November 5, 2024


During the Future Proof conference, Shaping Wealth founder Brian Portnoy had a workshop on the science and craft of storytelling and how it can be used as a superpower for the modern advisor.
Like many skills often derided as “soft,” storytelling can be a potent tool for advisors and lead to stronger advisor-client engagement. When we think of stories, we frequently think of books or scripts and forget that most of what we do when we engage with other people is tell stories. Storytelling is a critical skill not just outside the office – but also inside. Understanding narrative structures and how to tell the story you need to know about your investment ideas can make or break a practice.
“We are not born as calculators; we are born as storytellers. Numbers confound us; stories define us,” Portnoy said. As humans, we are hard-wired for story, according to Portnoy. “Story is a decoder ring for the infinite amount of data and information around us.”
Behavior finance is gaining more and more importance for CFP curriculums. Once, it was 0% of the curriculum. Today is roughly 7%. Portnoy said that being a financial advisor is “part of what you do is help people share, understand, and edit their life stories.”
Portnoy thinks advisors can think of themselves as being ghostwriters for the story of their lives clients are trying to tell. According to Portnoy, the skills in being a ghostwriter are three-fold: read, write, and edit. “One of the themes I want to pursue in this workshop is that our stories are not written in pen, but pencil.”
Story is essential because humans, on their evolutionary path, have used narrative to make sense of the world. In Portnoy’s view, stories aren’t merely things watched on television but define us on a deep, intrinsic level.
Stories are driven forward by how the protagonist makes sense of what’s happening around her, struggling with hard decisions, figuring out what matters, and making decisions to go forward. He sees a parallel to financial planning here. “The best stories involve two things – struggles and transformation,” he said. Narratives typically push toward growth and change in the main character.

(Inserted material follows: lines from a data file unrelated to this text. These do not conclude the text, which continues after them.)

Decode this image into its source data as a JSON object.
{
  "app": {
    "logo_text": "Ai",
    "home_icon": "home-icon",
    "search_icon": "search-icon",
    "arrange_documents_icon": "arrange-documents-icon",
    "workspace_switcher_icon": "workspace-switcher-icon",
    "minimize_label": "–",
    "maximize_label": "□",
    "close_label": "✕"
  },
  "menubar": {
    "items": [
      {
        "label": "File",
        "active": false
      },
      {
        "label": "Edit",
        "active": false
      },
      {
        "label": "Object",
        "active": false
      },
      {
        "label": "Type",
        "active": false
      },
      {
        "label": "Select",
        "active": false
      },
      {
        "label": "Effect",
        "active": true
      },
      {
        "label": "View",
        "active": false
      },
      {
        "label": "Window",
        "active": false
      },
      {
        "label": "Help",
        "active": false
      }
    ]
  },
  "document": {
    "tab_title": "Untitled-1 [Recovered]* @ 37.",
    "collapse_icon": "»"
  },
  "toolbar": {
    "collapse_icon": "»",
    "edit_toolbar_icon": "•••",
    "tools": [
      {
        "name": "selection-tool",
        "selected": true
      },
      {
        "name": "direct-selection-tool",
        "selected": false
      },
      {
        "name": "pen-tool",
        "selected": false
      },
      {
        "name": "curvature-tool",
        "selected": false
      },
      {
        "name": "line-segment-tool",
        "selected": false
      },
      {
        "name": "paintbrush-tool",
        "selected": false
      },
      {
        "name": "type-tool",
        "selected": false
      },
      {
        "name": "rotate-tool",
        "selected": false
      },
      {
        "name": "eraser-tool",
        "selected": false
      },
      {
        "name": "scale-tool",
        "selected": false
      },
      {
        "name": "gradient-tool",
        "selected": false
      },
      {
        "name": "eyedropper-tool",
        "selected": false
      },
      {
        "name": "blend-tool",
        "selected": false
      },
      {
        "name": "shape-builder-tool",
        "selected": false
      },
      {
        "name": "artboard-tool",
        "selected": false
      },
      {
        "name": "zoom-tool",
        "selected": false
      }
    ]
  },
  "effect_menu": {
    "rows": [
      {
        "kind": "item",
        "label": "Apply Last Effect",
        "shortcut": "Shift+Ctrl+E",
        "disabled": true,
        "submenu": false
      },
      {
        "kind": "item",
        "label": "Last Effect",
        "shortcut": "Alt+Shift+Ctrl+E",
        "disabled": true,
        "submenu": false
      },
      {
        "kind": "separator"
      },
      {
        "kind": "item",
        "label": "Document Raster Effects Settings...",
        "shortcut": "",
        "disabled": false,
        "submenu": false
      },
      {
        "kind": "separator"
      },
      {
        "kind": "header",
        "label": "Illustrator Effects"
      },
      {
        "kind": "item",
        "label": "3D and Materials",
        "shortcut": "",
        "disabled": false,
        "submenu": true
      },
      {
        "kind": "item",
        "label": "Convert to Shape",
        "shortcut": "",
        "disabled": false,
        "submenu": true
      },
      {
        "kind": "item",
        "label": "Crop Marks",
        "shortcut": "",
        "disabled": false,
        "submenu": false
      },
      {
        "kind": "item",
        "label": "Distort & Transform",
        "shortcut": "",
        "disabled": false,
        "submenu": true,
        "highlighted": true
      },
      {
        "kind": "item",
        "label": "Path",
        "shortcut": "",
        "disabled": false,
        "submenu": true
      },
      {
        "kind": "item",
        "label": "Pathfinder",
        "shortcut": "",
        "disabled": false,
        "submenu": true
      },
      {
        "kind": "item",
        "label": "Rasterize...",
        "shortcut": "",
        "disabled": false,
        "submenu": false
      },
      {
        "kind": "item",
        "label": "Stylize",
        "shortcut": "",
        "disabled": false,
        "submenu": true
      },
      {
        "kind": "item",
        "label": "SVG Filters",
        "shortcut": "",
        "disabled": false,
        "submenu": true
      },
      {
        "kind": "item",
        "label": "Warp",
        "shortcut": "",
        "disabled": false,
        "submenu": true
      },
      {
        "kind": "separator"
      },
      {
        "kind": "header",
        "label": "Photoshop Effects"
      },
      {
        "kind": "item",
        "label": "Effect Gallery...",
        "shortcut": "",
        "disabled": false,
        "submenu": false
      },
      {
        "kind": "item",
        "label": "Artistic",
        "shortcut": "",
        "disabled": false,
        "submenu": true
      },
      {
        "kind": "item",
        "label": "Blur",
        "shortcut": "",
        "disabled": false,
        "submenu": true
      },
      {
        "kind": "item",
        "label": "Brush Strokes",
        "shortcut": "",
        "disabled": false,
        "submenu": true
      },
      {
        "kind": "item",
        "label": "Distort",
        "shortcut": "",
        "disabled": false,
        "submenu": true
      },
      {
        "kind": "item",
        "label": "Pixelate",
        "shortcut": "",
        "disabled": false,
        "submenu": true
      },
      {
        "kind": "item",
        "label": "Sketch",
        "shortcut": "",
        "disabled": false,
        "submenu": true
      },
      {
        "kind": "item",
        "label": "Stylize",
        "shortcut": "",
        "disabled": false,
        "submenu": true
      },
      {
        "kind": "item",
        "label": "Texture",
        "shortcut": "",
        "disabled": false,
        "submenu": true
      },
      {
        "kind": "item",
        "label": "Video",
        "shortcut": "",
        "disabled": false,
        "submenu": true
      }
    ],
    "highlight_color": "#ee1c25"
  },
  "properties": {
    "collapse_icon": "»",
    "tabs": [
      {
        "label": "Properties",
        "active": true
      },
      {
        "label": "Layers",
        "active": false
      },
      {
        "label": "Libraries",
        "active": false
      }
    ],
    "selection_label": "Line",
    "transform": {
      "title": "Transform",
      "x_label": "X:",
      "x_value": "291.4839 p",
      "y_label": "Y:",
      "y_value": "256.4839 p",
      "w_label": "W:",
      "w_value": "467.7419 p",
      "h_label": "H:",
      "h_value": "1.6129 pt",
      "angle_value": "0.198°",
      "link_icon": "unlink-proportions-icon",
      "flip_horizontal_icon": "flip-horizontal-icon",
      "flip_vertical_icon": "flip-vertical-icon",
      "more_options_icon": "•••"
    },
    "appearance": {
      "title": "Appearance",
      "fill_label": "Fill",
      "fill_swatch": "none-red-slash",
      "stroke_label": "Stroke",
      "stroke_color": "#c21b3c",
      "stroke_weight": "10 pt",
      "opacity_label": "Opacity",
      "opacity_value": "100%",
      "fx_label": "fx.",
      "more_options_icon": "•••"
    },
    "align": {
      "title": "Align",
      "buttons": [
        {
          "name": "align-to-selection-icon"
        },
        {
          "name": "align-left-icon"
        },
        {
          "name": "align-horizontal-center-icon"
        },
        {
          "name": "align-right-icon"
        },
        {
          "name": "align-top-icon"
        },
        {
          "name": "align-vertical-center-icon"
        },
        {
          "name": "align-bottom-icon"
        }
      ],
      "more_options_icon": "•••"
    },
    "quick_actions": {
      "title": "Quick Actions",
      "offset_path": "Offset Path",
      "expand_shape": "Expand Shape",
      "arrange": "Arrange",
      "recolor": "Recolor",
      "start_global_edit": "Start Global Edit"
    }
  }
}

Financial advisors need to understand how money fits into their client’s life. “Generally speaking, we want to listen in a way where we hear their life story.” He thinks it is also important for financial advisors to understand and write their own money stories.
Leading the attendees on an exercise around mad libs, Portnoy noted that only six types of stories have ever been told. The hero’s journey is the most prominent. Of the 25 highest-grossing movies, 18 are a hero’s journey. He connected the Devil Wears Prada to Star Wars, saying that, scene by scene, it is the same structure. Financial advisors, he said, need to move from being heroes of their own story to guides in another. “You are no longer Andy; you’re Nigel,” Portnoy said, referring to the main character and her guide in Devil Wears Prada. But before you are the guide, you must be the hero and think about your relationships around money and with it. Portnoy asked, “What are your earliest money memories? How did your money story impact your decision to be in financial services?”
Portnoy doesn’t think we can ask our clients to be open and vulnerable with their money stories if we can’t be open with our own. Clients need to trust their advisors, raising the issue of what he calls “narrative trust.”
He urged advisors to question the conditions they create for their clients. Are these conditions where clients feel comfortable opening up about their stories? Financial advice can be a theater where everyone is playing a part they don’t want to play. He sees two significant issues: narrative tap out and narrative takeover.
Narrative tap-out occurs when an advisor is exhausted to the point where they cease caring about their client’s story. Narrative takeover comes from engaging in the financial advice theater. When advisors start seeing clients as having problems they have solutions for, they risk taking over the client’s sense of their own narrative. This is where thinking about how to be a good editor becomes crucial for Portnoy. A good editor gives writers space to write “sh*tty first drafts.” Skilled editors know when to listen and when to ask good questions that don’t make a writer feel diminished but instead help them get to a good place in their thinking and the composition of their story.
He sees advisors as having a duty to inspire clients with agency and hope, concluding the workshop with a quote from one of his favorite stories, The Shawshank Redemption, “hope is a good thing, maybe the best of things, and no good thing ever dies.”